While the hospital market continues to integrate horizontally, health systems have integrated vertically by acquiring physician groups, outpatient facilities and health plans. Ascension acquired AMSURG, one of the largest ambulatory surgery center operators in the country, gaining ownership of hundreds of outpatient surgical sites. HCA Healthcare acquired Brookdale's home health and hospice operations and has developed a sizeable urgent care platform, extending its reach well beyond the hospital setting. Community Health Systems and other large systems have similarly pursued outpatient and post-acute acquisitions to capture patient volume – and margin that would otherwise migrate outside their walls. These moves position large health systems not just as providers negotiating with insurers, but as integrated enterprises.

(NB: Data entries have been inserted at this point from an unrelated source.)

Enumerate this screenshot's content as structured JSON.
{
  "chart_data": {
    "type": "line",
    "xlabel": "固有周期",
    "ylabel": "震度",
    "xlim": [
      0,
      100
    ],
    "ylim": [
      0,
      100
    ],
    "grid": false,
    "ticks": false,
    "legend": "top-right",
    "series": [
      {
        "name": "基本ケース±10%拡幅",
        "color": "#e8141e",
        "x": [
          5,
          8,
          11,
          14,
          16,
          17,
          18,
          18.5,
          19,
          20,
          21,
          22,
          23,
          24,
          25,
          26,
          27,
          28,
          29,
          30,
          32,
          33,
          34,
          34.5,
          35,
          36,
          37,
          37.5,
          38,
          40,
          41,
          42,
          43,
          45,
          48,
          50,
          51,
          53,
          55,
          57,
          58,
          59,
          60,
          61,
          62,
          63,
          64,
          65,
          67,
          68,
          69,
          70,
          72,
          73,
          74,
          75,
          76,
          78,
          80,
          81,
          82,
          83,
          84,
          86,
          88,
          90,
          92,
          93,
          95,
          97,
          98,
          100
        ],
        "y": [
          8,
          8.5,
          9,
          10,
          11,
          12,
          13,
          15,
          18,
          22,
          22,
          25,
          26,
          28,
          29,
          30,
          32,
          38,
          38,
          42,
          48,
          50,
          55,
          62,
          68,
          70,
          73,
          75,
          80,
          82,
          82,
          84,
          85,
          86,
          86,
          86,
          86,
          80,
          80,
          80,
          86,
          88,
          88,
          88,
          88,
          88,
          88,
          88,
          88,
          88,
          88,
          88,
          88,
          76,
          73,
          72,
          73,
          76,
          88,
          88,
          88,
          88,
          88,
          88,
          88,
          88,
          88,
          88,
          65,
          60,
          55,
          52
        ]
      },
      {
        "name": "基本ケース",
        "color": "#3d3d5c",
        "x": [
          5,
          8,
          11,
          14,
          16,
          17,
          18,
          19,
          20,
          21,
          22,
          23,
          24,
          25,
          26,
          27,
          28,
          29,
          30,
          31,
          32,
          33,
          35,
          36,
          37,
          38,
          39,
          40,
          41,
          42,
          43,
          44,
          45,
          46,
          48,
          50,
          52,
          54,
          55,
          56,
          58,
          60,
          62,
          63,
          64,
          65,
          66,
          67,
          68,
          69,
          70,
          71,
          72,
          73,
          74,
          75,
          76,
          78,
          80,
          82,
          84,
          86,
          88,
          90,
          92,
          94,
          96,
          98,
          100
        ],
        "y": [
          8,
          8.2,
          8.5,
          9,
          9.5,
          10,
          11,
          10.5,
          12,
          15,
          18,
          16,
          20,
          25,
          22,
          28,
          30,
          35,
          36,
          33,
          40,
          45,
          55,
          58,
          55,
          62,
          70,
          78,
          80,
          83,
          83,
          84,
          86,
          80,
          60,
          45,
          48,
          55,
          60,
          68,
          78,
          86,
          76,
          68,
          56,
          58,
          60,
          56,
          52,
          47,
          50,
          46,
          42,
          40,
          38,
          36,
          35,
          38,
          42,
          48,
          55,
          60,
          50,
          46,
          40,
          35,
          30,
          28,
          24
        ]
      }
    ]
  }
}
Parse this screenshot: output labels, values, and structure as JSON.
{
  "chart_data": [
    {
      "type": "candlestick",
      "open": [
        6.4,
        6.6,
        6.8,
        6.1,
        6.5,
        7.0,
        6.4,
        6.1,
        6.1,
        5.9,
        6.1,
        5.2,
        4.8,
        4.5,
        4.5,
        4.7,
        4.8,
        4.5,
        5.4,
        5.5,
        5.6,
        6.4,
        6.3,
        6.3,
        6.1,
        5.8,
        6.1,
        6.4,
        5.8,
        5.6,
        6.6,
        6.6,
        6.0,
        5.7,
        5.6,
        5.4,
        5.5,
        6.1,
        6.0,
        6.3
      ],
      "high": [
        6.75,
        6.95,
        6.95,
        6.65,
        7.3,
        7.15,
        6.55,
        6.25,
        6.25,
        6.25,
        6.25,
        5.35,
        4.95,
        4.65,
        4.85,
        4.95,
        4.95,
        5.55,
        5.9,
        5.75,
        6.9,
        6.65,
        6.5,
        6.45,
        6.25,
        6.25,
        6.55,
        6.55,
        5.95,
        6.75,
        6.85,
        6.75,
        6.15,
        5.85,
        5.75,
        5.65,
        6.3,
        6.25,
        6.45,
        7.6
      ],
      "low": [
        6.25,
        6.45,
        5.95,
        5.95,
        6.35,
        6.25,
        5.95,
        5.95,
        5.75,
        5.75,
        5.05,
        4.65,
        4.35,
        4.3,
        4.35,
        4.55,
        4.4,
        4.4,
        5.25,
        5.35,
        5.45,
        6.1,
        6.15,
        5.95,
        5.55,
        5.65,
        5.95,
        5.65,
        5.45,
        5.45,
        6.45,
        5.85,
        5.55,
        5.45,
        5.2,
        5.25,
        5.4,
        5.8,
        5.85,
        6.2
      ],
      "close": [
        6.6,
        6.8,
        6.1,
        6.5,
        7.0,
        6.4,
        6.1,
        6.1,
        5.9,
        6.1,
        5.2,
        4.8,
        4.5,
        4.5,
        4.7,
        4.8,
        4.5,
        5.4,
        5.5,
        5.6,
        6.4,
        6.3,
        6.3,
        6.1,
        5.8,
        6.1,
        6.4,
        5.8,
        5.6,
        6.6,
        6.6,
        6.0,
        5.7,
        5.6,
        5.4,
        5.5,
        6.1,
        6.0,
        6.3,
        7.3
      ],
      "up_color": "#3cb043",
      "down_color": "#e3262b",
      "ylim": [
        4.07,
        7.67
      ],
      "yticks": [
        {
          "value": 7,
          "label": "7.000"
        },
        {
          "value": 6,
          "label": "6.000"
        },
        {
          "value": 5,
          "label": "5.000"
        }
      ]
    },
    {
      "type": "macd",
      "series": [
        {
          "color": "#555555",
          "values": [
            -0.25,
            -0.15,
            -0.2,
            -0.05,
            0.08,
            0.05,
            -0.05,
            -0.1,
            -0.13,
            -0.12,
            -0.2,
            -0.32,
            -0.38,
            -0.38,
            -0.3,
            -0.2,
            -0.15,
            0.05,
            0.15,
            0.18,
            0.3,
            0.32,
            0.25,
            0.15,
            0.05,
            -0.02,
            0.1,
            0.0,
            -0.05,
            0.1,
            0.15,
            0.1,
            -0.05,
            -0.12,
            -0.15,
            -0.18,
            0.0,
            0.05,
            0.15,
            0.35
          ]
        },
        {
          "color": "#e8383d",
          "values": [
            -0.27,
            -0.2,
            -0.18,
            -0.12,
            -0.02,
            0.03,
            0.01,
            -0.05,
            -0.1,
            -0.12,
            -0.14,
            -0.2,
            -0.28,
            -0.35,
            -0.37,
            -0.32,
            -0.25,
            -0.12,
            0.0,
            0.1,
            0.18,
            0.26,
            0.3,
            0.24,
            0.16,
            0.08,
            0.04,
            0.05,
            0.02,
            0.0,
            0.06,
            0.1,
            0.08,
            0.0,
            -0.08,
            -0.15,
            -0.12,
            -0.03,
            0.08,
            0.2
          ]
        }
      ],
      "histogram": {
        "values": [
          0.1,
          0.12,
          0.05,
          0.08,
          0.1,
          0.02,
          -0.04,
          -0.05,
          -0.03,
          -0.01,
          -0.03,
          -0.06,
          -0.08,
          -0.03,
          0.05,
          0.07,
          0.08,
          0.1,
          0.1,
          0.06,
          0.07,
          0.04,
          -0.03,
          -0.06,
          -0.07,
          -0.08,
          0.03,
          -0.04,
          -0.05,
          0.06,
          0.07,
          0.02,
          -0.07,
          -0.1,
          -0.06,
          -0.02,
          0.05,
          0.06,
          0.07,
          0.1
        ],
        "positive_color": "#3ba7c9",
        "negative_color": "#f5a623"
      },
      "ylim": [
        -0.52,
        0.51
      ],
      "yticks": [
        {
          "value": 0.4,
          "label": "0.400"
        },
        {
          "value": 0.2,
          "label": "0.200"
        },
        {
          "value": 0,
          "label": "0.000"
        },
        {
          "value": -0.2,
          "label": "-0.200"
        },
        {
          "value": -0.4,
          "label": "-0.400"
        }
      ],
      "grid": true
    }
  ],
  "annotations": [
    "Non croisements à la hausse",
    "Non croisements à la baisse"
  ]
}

Antitrust policy and Congressional legislation that focuses solely on either hospitals or health insurers is fundamentally flawed in the absence of a complete picture of how market dynamics interact across both sides. The use of HHI as a comprehensive indicator of the relationship between competition and price also warrants scrutiny, as research has found that some of the most competitive hospital markets are also the most expensive (e.g., New York-Newark-Jersey City, NY-NJ, Los Angeles-Long Beach-Anaheim, CA and Chicago-Naperville-Elgin, IL-IN).7 Unlike other industries, more competition in healthcare does not always ensure lower prices. Further, the Congressional Budget Office (CBO) also has concluded that "policies that increase antitrust enforcement or reduce providers’ incentives to consolidate would have less of an immediate effect on prices; however, those policies would contribute to price reductions over the longer term," which raises reasonable questions about the extent to which historic antitrust frameworks are well-suited to addressing competition in the near term.8 CBO estimated that “adopting all of the provider-competition policies…would reduce prices by a small amount (from more than [1% to 3%]),” which is significantly lower than historic or projected growth in healthcare costs. These considerations suggest that a more nuanced and integrated view of market power (i.e., one that accounts for both provider and payer concentration, as well as vertical integration) may be more useful in analyzing market power and in conceptualizing competition in healthcare.